D	Rip Van Winkle's Code

Rip Van Winkle was fed up with everything except programming. One day he found a problem which required to perform three types of update operations (A, B, C), and one query operation S over an array data[]. Initially all elements of data are equal to 0. Though Rip Van Winkle is going to sleep for 20 years, and his code is also super slow, you need to perform the same update operations and output the result for the query operation S in an efficient way.

long long data[250001];

void A( int st, int nd ) {
    for( int i = st; i <= nd; i++ ) data[i] = data[i] + (i - st + 1);
}
void B( int st, int nd ) {
    for( int i = st; i <= nd; i++ ) data[i] = data[i] + (nd - i + 1);
}
void C( int st, int nd, int x ) {
    for( int i = st; i <= nd; i++ ) data[i] = x;
}
long long S( int st, int nd ) {
    long long res = 0;
    for( int i = st; i <= nd; i++ ) res += data[i];
    return res;
}

Input

The first line of input will contain T (≤ 4*10⁵) denoting the number of operations.

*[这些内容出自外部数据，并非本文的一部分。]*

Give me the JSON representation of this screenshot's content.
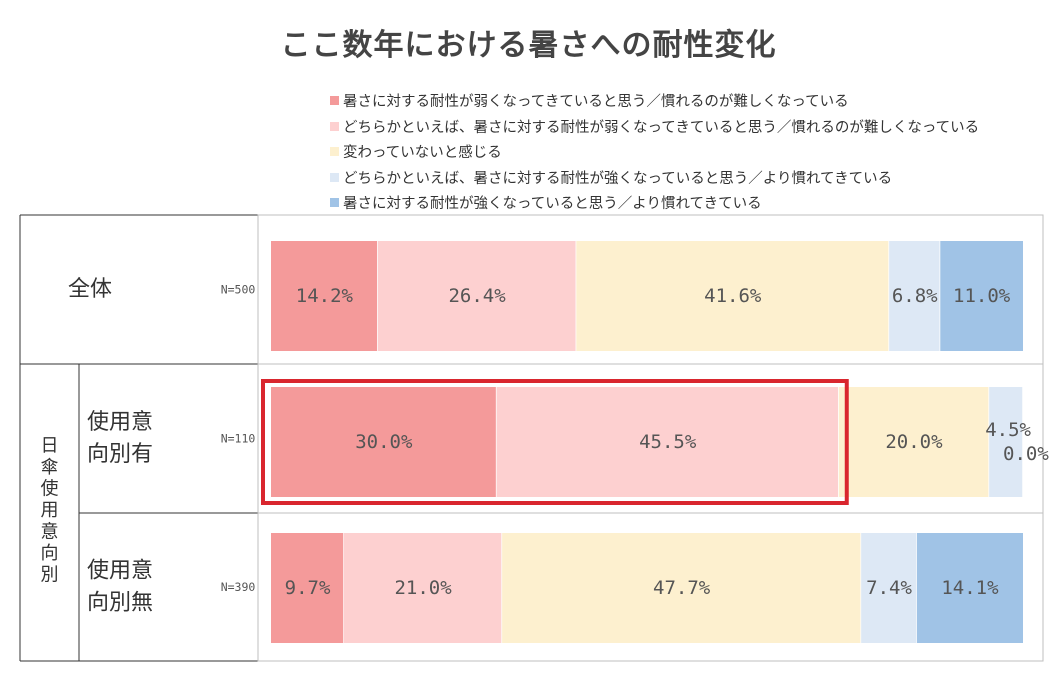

Each of the next T lines starts with a character ('A', 'B', 'C' or 'S'), which indicates the type of operation. Character 'A', 'B' or 'S' will be followed by two integers, st and nd in the same line. Character 'C' is followed by three integers, st, nd and x. It's assumed that, 1 ≤ st ≤ nd ≤ 250000 and -10⁵ ≤ x ≤ 10⁵. The meanings of these integers are explained by the code of Rip Van Winkle.

Output

For each line starting with the character 'S', print S( st, nd ) as defined in the code. Dataset is huge, so use faster I/O methods.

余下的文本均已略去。